Death of Indian student in America – society demands answers

Mr Sushil is still in shock over the death in February of his classmate Amarnath Ghosh, a 34-year-old classical dancer from India. The local police are investigating him as the murderer. b>
“They told us two hours later. Students, who cares what the Indians think?” “

Ghosh was shot and killed on the city road outside the school. The school announced that the student’s death would only be reported after the police confirmed the identity, and that the process took time and required the consent of the student’s relatives. Washington in St. Petersburg “In accordance with the wishes of Amanat’s immediate neighbors, we shared this sad news with members of our community as quickly as possible,” said Julie Flory, Department of Business and Communications, Department of Business and Communications, University of Washington St. Louis. “It takes 48 hours to be determined” and “often longer,” said one of the Indian students. Experts say there is no relationship between the different events. While events occur throughout the school, students continue their daily lives by balancing fear and the need to learn. What else can we do? Mr. Sushil asked.

Others like him complained that their schools did not report the deaths in time and that they learned about the deaths from the Indian media or from relatives back home. · Alfat, 25 – A 2-year student at Cleveland State University (CSE), who disappeared in March, was found dead at the beginning of this month. He attended the university and said he learned of his death through a WhatsApp message from his parents. “Indians will enroll in American universities in 2022-23, with the number expected to reach 1 million by 2030,” said New York education expert Rajika Bhandari.

Sangay Mishra, professor at Drew University in New York Minu Awal, whose son studies at the University of Jersey, said there was “no clear pattern” regarding the deaths and that it was “important to make a statement to avoid falling into the trap.” “It happened because they were Indian,” he said. In Southern California.

Mrs Awal said she taught her son “not to take revenge” despite the robbery. “I told her to give me cash or something and go away.”
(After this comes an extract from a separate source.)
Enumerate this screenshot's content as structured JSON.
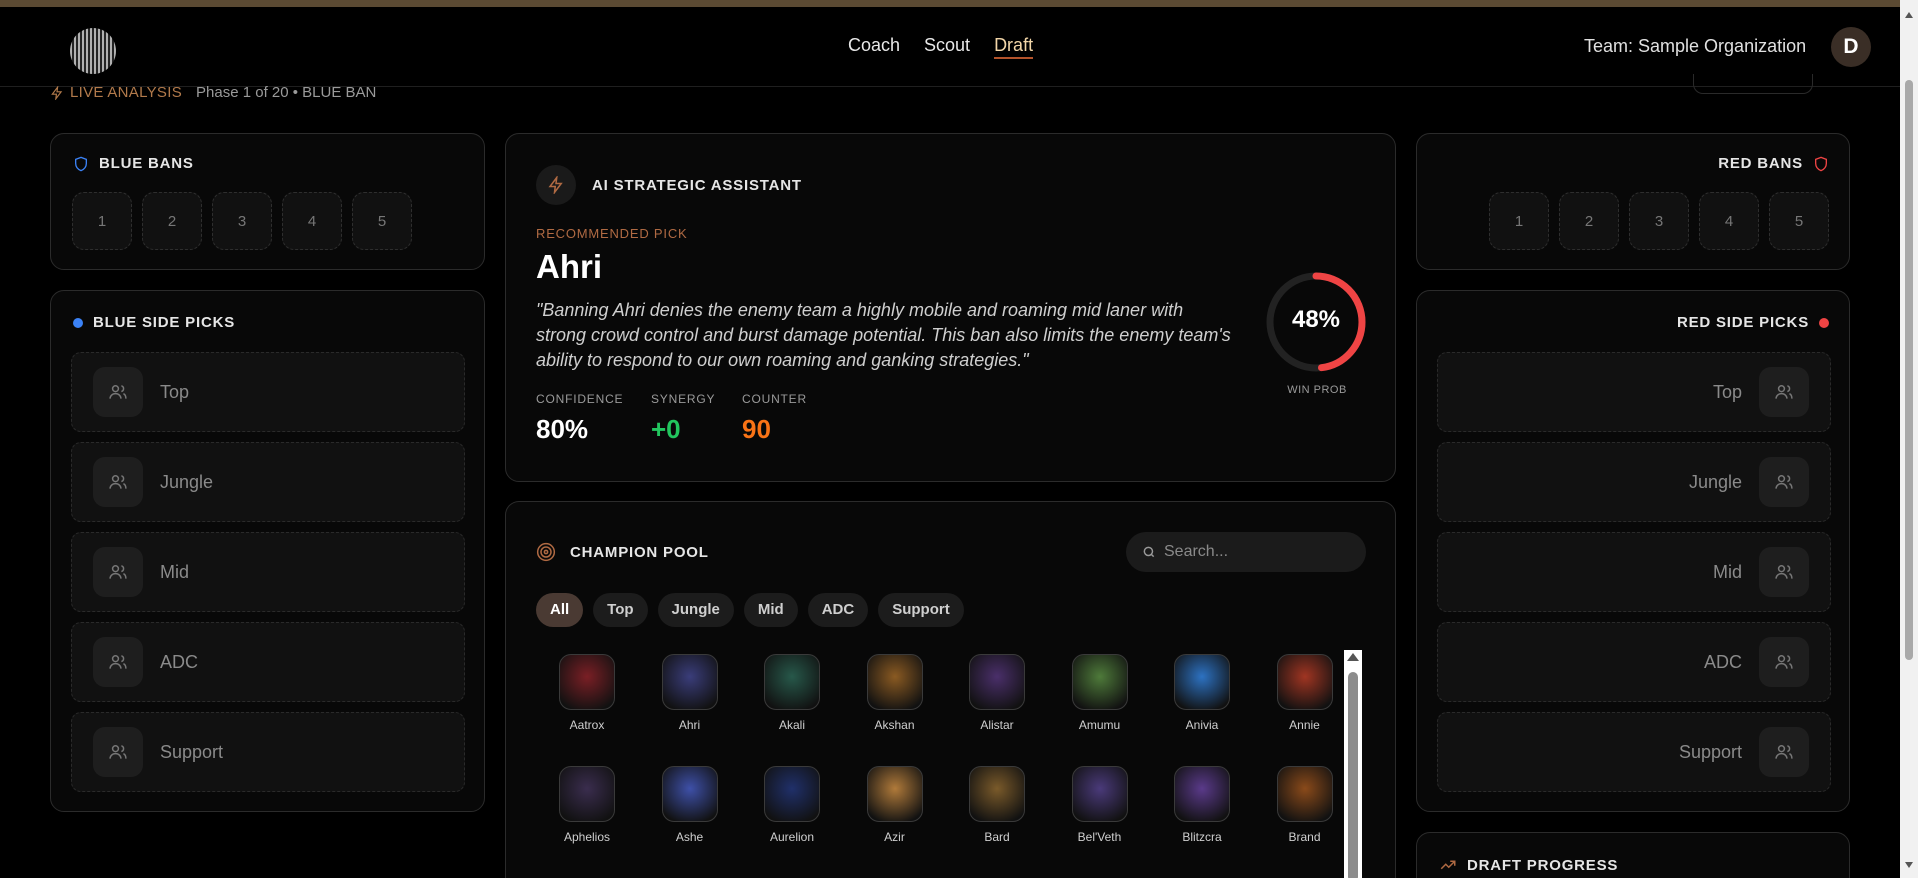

Neetu Marda from Jaipur said she talks to her daughter at NYU every day and brings her friends’ phones with her. “I told him not to go out alone with strangers.”

Students at various schools also follow their own safety procedures. 50 percent of South Asians say there are many safety rules, including not walking alone on campus at night. “But now we must be more careful and aware of our environment.”

Universities are aware of the emotional harm to students as well as physical safety. “More and more people are facing mental health issues, this is due to a combination of financial pressure and academic pressure, and they need to meet their standards to avoid disruption to their visas,” education minister Ms Bhandari said. said.

“Being thousands of miles away from home puts a huge strain on their minds.”

Others noted that students from various industries and cultures shared their opinions about foreign experiences. >
Providing students with connections and communication tips “Students face unique pressures when they leave support and explore new cultures,” said Reena Arora-Sanchez, director of international communications at Colorado State University. .

There are numerous medical services on campus and the club also has a connection with the Indian Consulate for students who feel unsafe. In addition, Colorado State University has an app that connects students with campus police and provides free security on campus and nearby campuses. Important factors when students choose where to live

In February, US Secretary of State for India Eric Garcetti said: “We are committed to ensuring that Indians know that the United States is a good place to study and safe. .nce “. . “Organizations are in a difficult position trying to capitalize on this attention, but there is also a clear understanding that personal safety is a real concern.”< br>

Swaraj Jain from Jaipur is traveling to NYU until August This month is full of excitement and clear about the challenges ahead.